The core doctrines of the lawyer profession descended from the Scholasticist monks of the 13th Century.
I. To convict of a crime requires the reading of minds, called the mens rea, the guilty mind. Thus a hunter who shot another to death, thinking him a deer goes home. The hunter who shot the other because the other's wife paid him to do it gets the death penalty. The same act with the same victim outcome has disparately differing results depending on the thinking of the criminal. The lawyer makes this more complicated by inserting a hybrid state of mind, criminal recklessness, with some amount of intent. In reality, half of crimes are committed while drunk, where even the criminal has no idea what intent he had. In some cases, the crime took place during an alcohol memory blackout. There is no evidence that this form of mind reading achieves any serious goal of the criminal law, such as public safety, nor any evidence that it protects the innocent from punishment. Where is the evidence the careless hunter is any less dangerous to the public than the disciplined contract killer?
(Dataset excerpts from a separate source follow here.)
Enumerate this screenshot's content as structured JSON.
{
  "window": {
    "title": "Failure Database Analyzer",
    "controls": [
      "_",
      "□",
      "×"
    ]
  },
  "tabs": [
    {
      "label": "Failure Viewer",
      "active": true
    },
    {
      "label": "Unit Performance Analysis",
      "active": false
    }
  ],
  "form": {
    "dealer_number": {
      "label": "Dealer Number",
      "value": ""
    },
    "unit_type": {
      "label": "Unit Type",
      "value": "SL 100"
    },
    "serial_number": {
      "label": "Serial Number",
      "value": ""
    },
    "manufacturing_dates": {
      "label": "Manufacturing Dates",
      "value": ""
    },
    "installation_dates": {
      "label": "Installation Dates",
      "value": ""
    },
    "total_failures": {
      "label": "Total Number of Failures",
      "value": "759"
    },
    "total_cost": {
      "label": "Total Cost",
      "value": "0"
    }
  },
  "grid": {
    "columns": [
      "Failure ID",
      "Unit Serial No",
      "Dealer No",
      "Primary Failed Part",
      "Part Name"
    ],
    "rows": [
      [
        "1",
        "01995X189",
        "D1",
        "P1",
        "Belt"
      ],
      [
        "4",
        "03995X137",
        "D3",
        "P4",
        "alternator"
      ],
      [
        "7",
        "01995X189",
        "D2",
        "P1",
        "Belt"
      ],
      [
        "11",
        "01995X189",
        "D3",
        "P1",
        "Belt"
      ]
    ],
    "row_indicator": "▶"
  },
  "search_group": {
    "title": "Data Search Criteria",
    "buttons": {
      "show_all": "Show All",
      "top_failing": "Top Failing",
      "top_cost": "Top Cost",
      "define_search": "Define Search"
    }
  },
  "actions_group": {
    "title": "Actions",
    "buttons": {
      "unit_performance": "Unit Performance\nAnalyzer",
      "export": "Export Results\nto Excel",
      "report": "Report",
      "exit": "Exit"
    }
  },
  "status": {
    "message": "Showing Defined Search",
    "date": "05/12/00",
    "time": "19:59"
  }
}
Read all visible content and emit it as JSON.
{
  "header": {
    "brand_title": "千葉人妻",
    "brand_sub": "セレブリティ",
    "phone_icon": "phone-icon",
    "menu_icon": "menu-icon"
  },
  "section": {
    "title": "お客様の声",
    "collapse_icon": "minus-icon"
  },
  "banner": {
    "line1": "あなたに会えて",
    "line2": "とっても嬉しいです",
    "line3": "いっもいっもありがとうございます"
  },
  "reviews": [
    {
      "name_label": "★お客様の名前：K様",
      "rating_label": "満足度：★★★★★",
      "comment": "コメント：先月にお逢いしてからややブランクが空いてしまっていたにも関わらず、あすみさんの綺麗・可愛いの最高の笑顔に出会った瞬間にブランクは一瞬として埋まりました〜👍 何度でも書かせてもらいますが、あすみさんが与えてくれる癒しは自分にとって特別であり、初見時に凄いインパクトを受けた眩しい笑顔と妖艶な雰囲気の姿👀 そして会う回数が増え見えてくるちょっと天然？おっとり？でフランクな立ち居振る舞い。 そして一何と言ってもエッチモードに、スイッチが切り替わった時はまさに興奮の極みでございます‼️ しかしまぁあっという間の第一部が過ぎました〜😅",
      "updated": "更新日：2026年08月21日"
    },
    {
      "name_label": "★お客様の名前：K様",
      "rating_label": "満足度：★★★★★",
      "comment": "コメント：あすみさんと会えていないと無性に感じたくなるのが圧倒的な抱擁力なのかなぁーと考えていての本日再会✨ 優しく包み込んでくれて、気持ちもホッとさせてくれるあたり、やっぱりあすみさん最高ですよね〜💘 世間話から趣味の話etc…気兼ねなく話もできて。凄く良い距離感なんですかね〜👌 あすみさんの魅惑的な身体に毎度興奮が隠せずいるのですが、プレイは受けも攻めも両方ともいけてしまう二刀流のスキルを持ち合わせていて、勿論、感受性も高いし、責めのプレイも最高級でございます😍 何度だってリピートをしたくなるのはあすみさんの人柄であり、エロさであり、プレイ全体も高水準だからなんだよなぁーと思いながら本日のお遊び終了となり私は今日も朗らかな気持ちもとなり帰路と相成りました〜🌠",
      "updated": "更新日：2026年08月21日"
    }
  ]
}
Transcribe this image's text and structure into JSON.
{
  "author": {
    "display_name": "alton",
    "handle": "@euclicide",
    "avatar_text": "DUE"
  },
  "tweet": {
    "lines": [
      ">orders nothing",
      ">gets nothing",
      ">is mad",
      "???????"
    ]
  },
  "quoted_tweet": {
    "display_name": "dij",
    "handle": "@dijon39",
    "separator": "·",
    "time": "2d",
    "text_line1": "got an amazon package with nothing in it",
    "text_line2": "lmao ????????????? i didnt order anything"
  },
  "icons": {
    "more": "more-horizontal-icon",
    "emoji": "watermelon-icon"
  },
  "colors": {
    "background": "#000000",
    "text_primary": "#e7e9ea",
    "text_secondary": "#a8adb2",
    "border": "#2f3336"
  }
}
II. To collect a verdict or a settlement in torts law requires the prediction of future rare accidents. These have the reliability of predicting the winning lottery numbers.
III. The physiologically based results of a lie detector machine is banned from introduction as evidence in a trial. However, twelve strangers off the street are viewed as good truth detectors, by their use of their gut feelings.
IV. The most central doctrine of the law is the word, reasonable.